His very tone goaded Aldous into a contempt such as she had never felt before, even at the most disgraceful of his antics.
“Madness…” she said softly, a grey crystal catching the light and killing it. “Have you left no sense, man? To leave Aiken for some wild fear put into your mind by a wandering Thron? To invite us along with you, urging us to leave homes and safety and pleasures—and for what? To walk headlong into lonely, forbidden death with you? Oh, Weiss—“ she almost purred it—“Weiss, even you cannot be so very foolish as that!”
“It is not death to which I travel,” said Weiss, still maddeningly grave, “but life. Life such as I had never dared imagine before yesterday. Come with me, and prove my words.”
“What is it you expect to find on this thrice-cursed ‘King’s Highway’, that you will leave everything sane behind you for it?” said Aldous, drawing back from him a little.
“Peace and light and colour,” said Weiss. “A city unbound, unfading. Here; I was given a map—” but Aldous pushed his outstretched hand away from her as if it were a snake.
“Back with your map!” she scolded. “Tell me plain, will you come back with me today to Aiken, let me reason with our uncle and save yourself from disgrace?”
His set face was answer enough.
She waited, two heartbeats, three, four. No plan suggested itself to her. Certainly Signa could not have taken Weiss by force even if he were not suffering the effects of a night’s carousing, and Aldous had no words to give combat to that still certainty that seemed to have made a stranger of her brother.
“Come, then, Signa,” she said, turning her back on Weiss. “We will go back without him.
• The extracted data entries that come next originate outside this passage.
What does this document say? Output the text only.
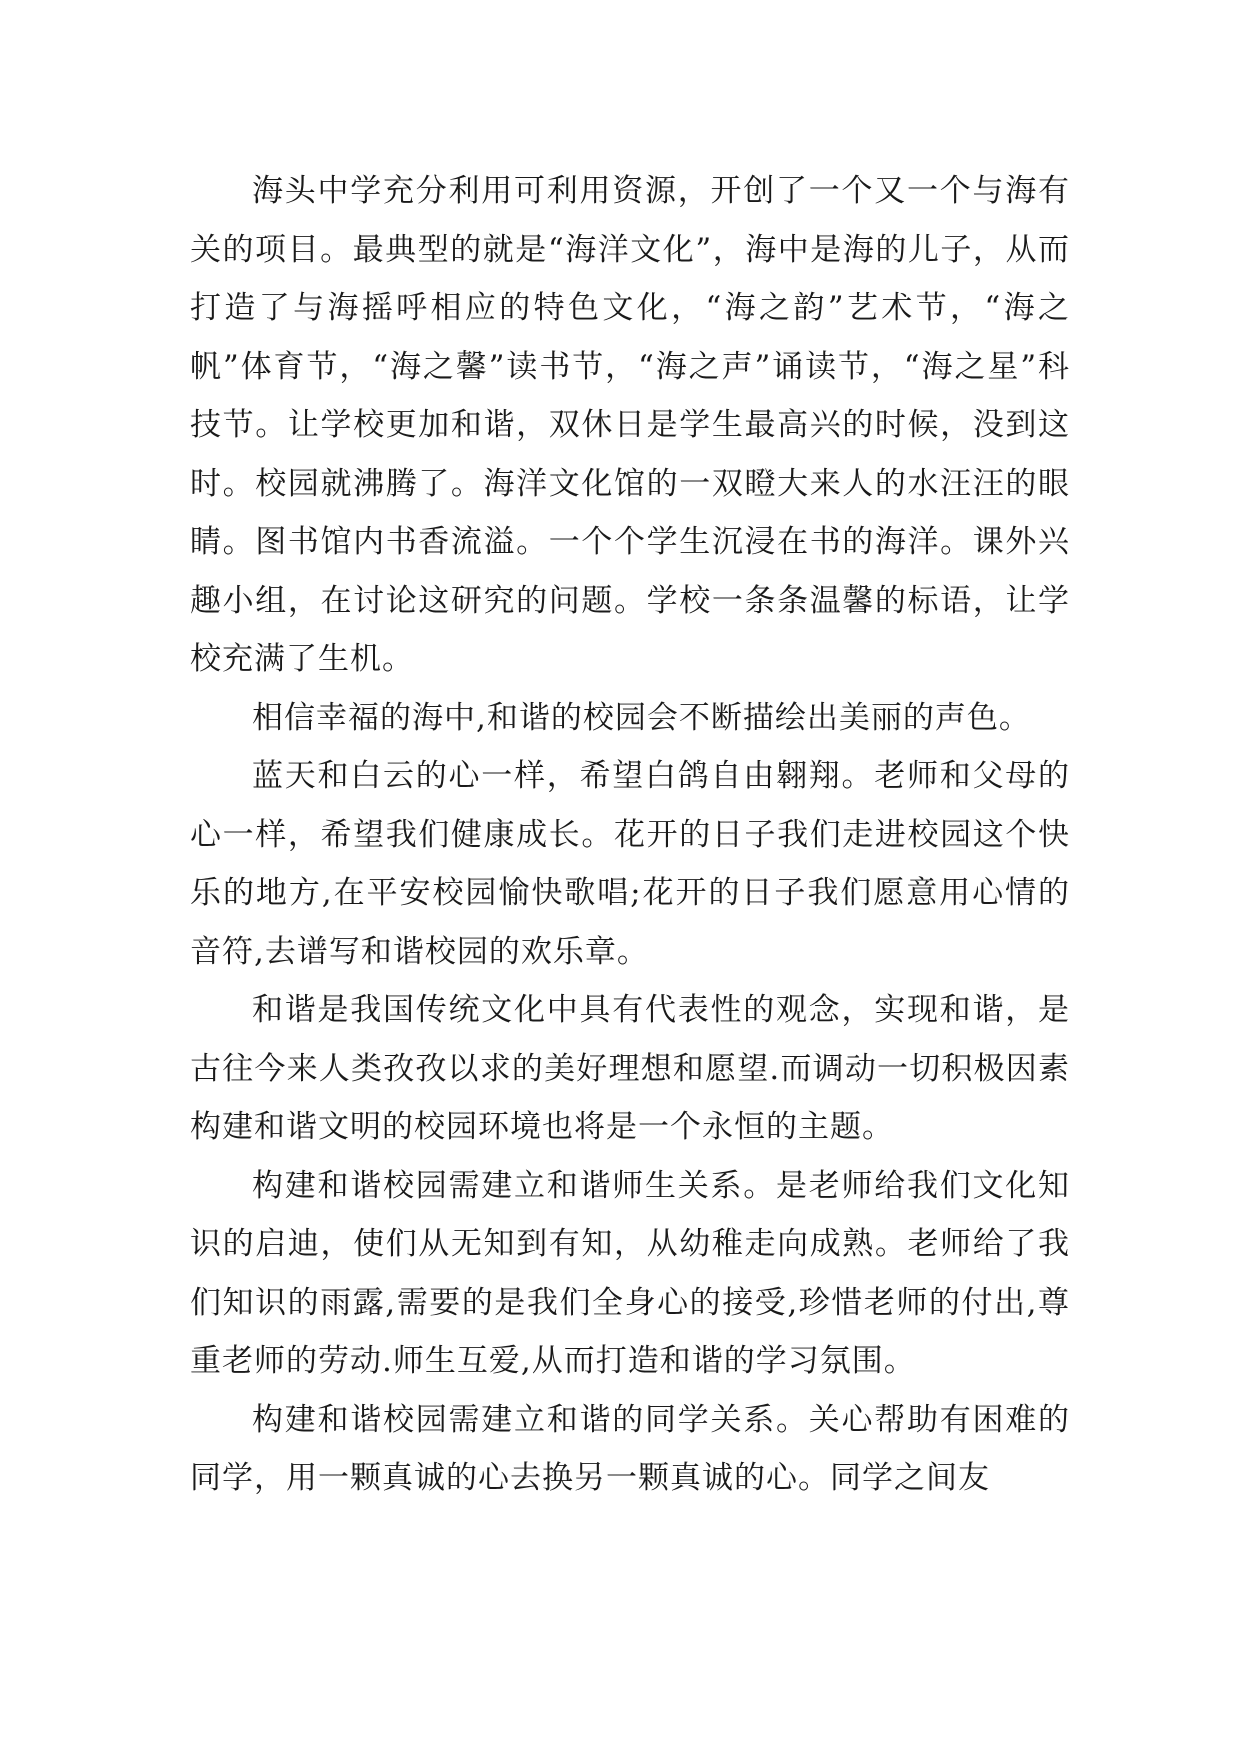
海头中学充分利用可利用资源，开创了一个又一个与海有关的项目。最典型的就是“海洋文化”，海中是海的儿子，从而打造了与海摇呼相应的特色文化，“海之韵”艺术节，“海之帆”体育节，“海之馨”读书节，“海之声”诵读节，“海之星”科技节。让学校更加和谐，双休日是学生最高兴的时候，没到这时。校园就沸腾了。海洋文化馆的一双瞪大来人的水汪汪的眼睛。图书馆内书香流溢。一个个学生沉浸在书的海洋。课外兴趣小组，在讨论这研究的问题。学校一条条温馨的标语，让学校充满了生机。

相信幸福的海中,和谐的校园会不断描绘出美丽的声色。

蓝天和白云的心一样，希望白鸽自由翱翔。老师和父母的心一样，希望我们健康成长。花开的日子我们走进校园这个快乐的地方,在平安校园愉快歌唱;花开的日子我们愿意用心情的音符,去谱写和谐校园的欢乐章。

和谐是我国传统文化中具有代表性的观念，实现和谐，是古往今来人类孜孜以求的美好理想和愿望.而调动一切积极因素构建和谐文明的校园环境也将是一个永恒的主题。

构建和谐校园需建立和谐师生关系。是老师给我们文化知识的启迪，使们从无知到有知，从幼稚走向成熟。老师给了我们知识的雨露,需要的是我们全身心的接受,珍惜老师的付出,尊重老师的劳动.师生互爱,从而打造和谐的学习氛围。

构建和谐校园需建立和谐的同学关系。关心帮助有困难的同学，用一颗真诚的心去换另一颗真诚的心。同学之间友
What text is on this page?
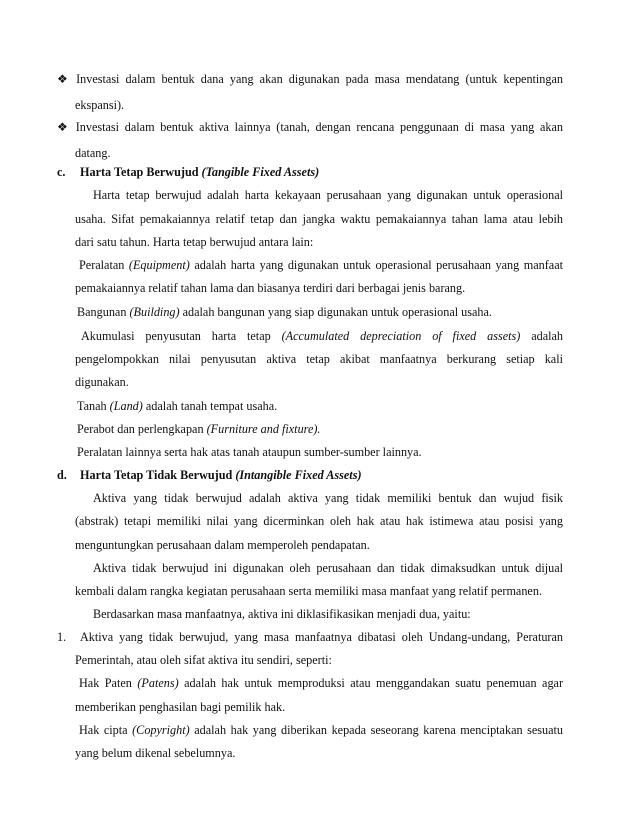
❖ Investasi dalam bentuk dana yang akan digunakan pada masa mendatang (untuk kepentingan
ekspansi).
❖ Investasi dalam bentuk aktiva lainnya (tanah, dengan rencana penggunaan di masa yang akan
datang.
c. Harta Tetap Berwujud (Tangible Fixed Assets)
Harta tetap berwujud adalah harta kekayaan perusahaan yang digunakan untuk operasional
usaha. Sifat pemakaiannya relatif tetap dan jangka waktu pemakaiannya tahan lama atau lebih
dari satu tahun. Harta tetap berwujud antara lain:
Peralatan (Equipment) adalah harta yang digunakan untuk operasional perusahaan yang manfaat
pemakaiannya relatif tahan lama dan biasanya terdiri dari berbagai jenis barang.
Bangunan (Building) adalah bangunan yang siap digunakan untuk operasional usaha.
Akumulasi penyusutan harta tetap (Accumulated depreciation of fixed assets) adalah
pengelompokkan nilai penyusutan aktiva tetap akibat manfaatnya berkurang setiap kali
digunakan.
Tanah (Land) adalah tanah tempat usaha.
Perabot dan perlengkapan (Furniture and fixture).
Peralatan lainnya serta hak atas tanah ataupun sumber-sumber lainnya.
d. Harta Tetap Tidak Berwujud (Intangible Fixed Assets)
Aktiva yang tidak berwujud adalah aktiva yang tidak memiliki bentuk dan wujud fisik
(abstrak) tetapi memiliki nilai yang dicerminkan oleh hak atau hak istimewa atau posisi yang
menguntungkan perusahaan dalam memperoleh pendapatan.
Aktiva tidak berwujud ini digunakan oleh perusahaan dan tidak dimaksudkan untuk dijual
kembali dalam rangka kegiatan perusahaan serta memiliki masa manfaat yang relatif permanen.
Berdasarkan masa manfaatnya, aktiva ini diklasifikasikan menjadi dua, yaitu:
1. Aktiva yang tidak berwujud, yang masa manfaatnya dibatasi oleh Undang-undang, Peraturan
Pemerintah, atau oleh sifat aktiva itu sendiri, seperti:
Hak Paten (Patens) adalah hak untuk memproduksi atau menggandakan suatu penemuan agar
memberikan penghasilan bagi pemilik hak.
Hak cipta (Copyright) adalah hak yang diberikan kepada seseorang karena menciptakan sesuatu
yang belum dikenal sebelumnya.
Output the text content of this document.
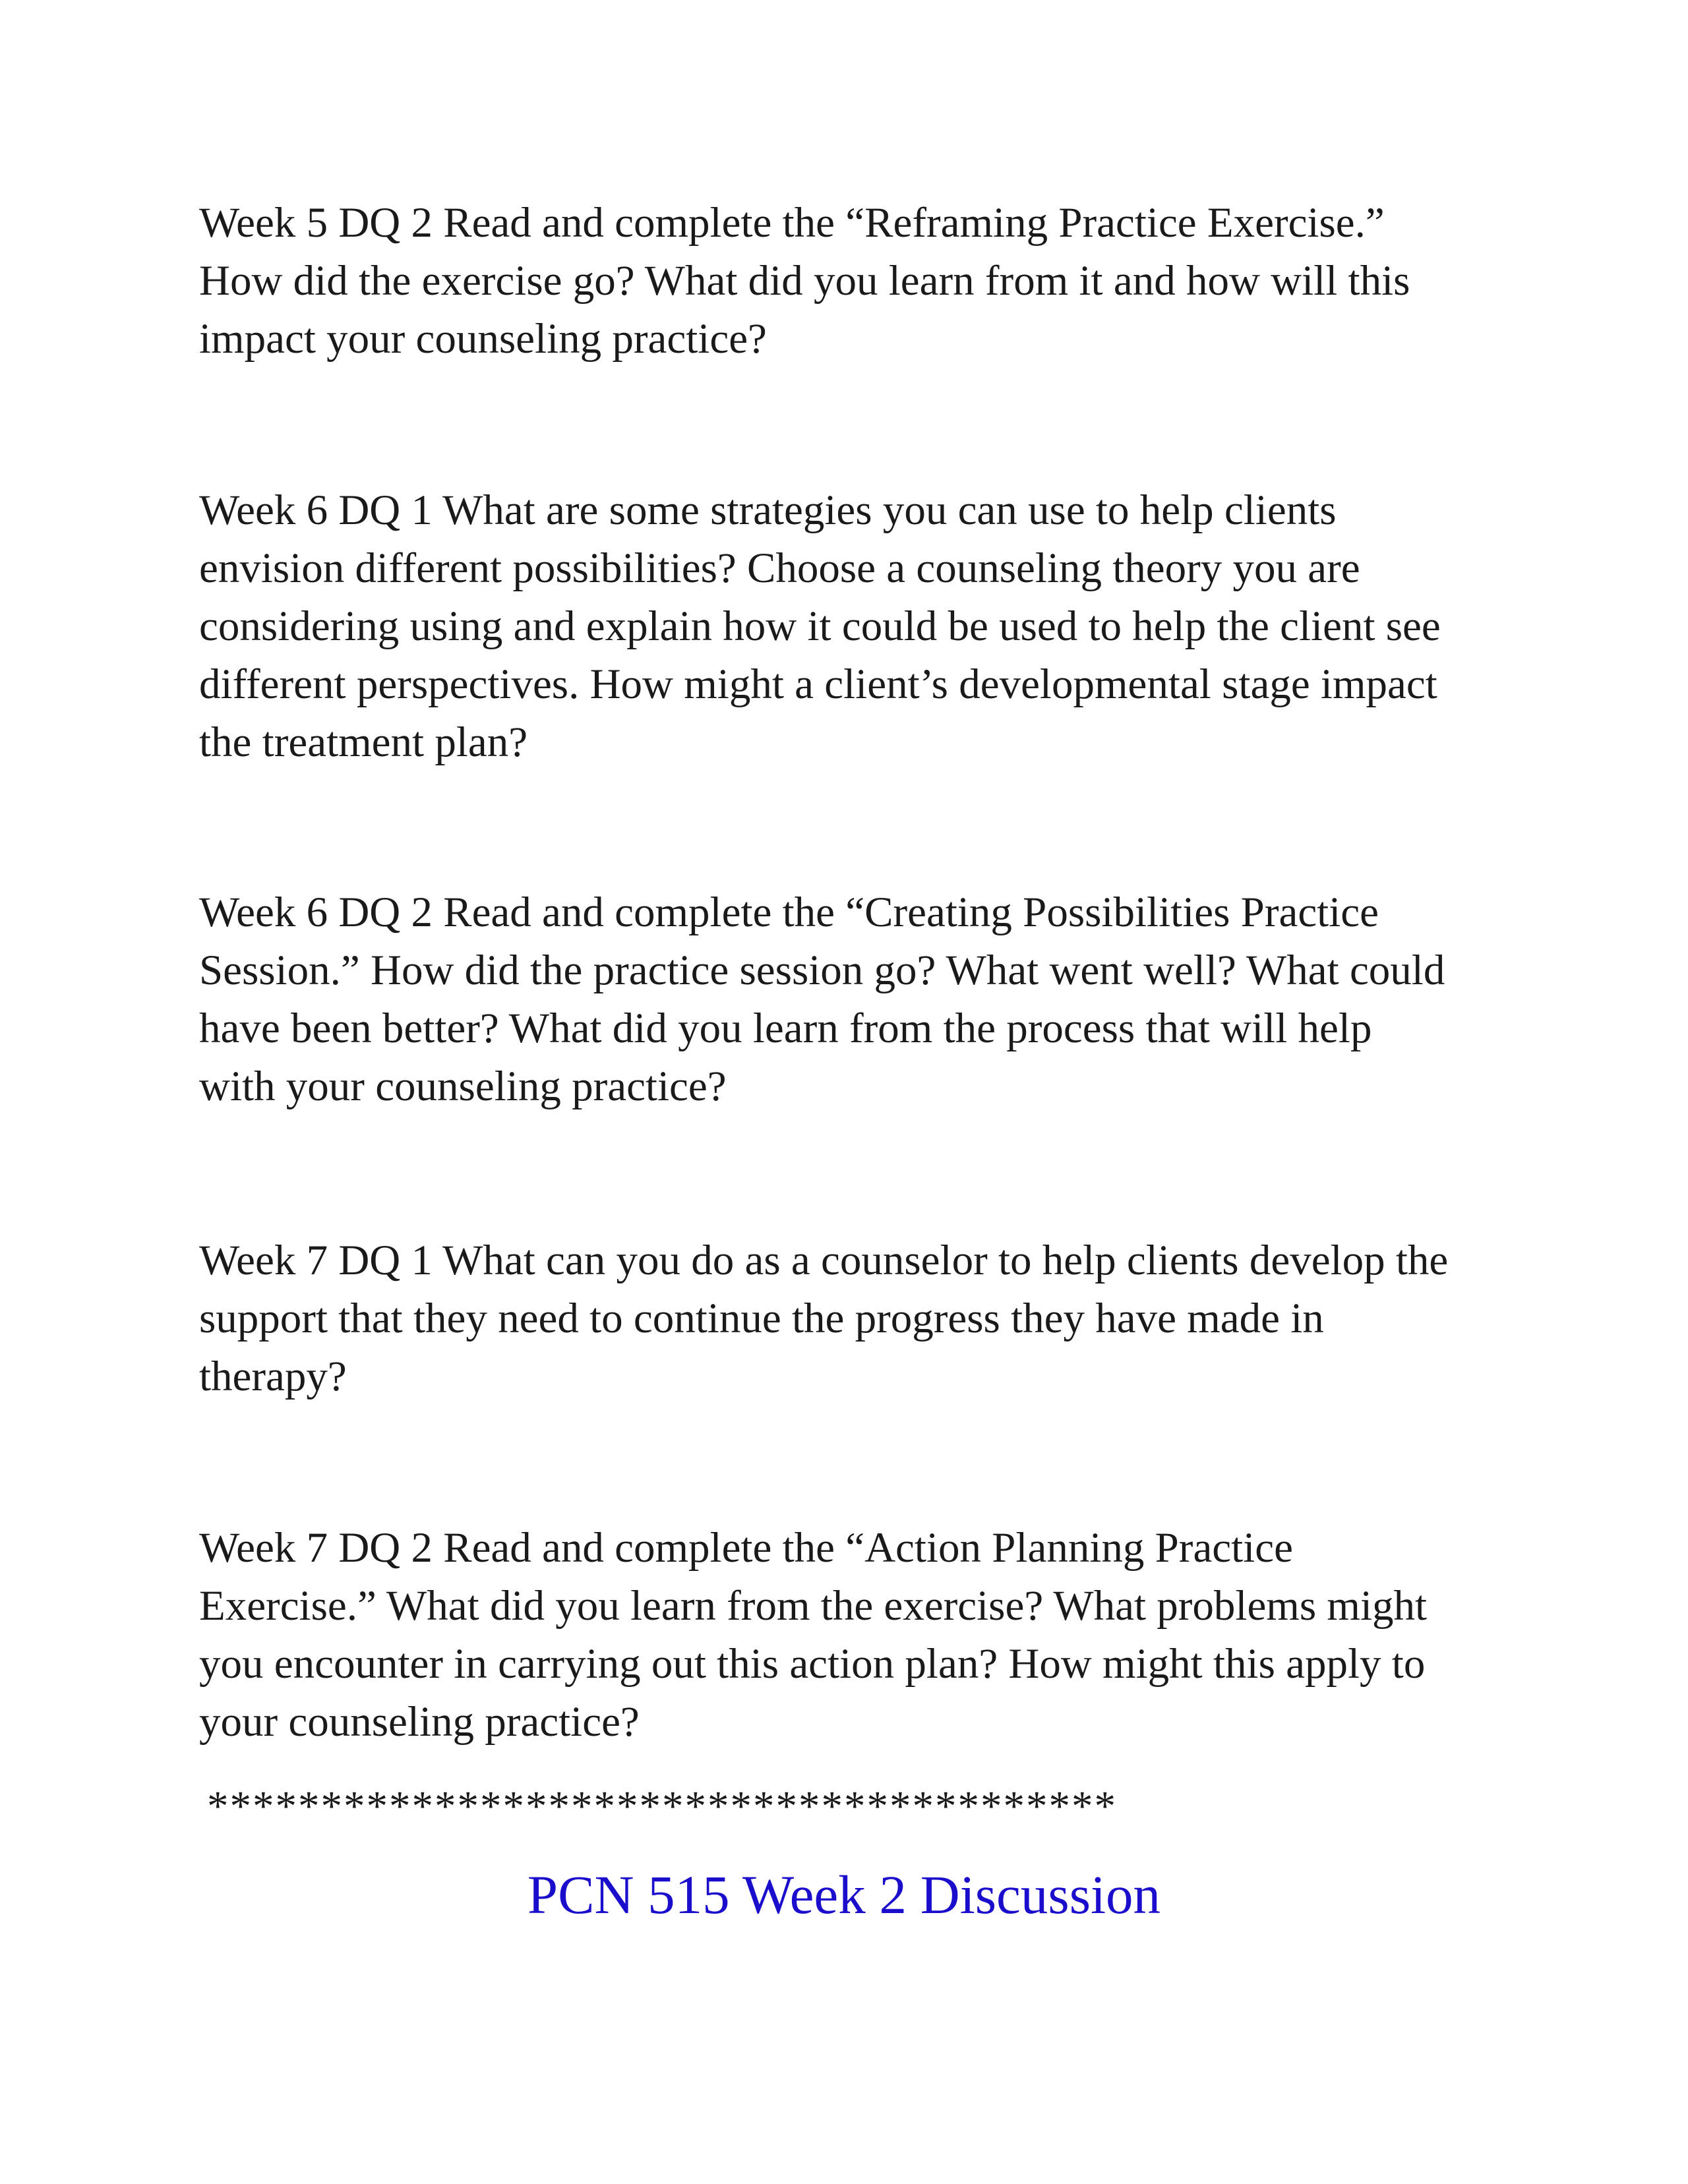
Week 5 DQ 2 Read and complete the “Reframing Practice Exercise.”
How did the exercise go? What did you learn from it and how will this
impact your counseling practice?

Week 6 DQ 1 What are some strategies you can use to help clients
envision different possibilities? Choose a counseling theory you are
considering using and explain how it could be used to help the client see
different perspectives. How might a client’s developmental stage impact
the treatment plan?

Week 6 DQ 2 Read and complete the “Creating Possibilities Practice
Session.” How did the practice session go? What went well? What could
have been better? What did you learn from the process that will help
with your counseling practice?

Week 7 DQ 1 What can you do as a counselor to help clients develop the
support that they need to continue the progress they have made in
therapy?

Week 7 DQ 2 Read and complete the “Action Planning Practice
Exercise.” What did you learn from the exercise? What problems might
you encounter in carrying out this action plan? How might this apply to
your counseling practice?

****************************************
PCN 515 Week 2 Discussion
He has been taken for a fool by a Thron’s fancy and thinks himself wiser in his own eyes than seven men that can render a reason.”
But Signa did not move.
“Brain-sick as the other,” she said at last, scornfully. “And why should I have expected better of one such as you?”

She walked home alone through the tunnel of reeds, and she did not cry, by Jesh and Elio! She did not cry. Her fierce shoulders and her furious head made a coronate sign of her body as she walked unhindered past the guards, who knew a Queen’s woman when they saw one, even were she walking muddied and hot in from the marshes with her hair a pale halo around her skull.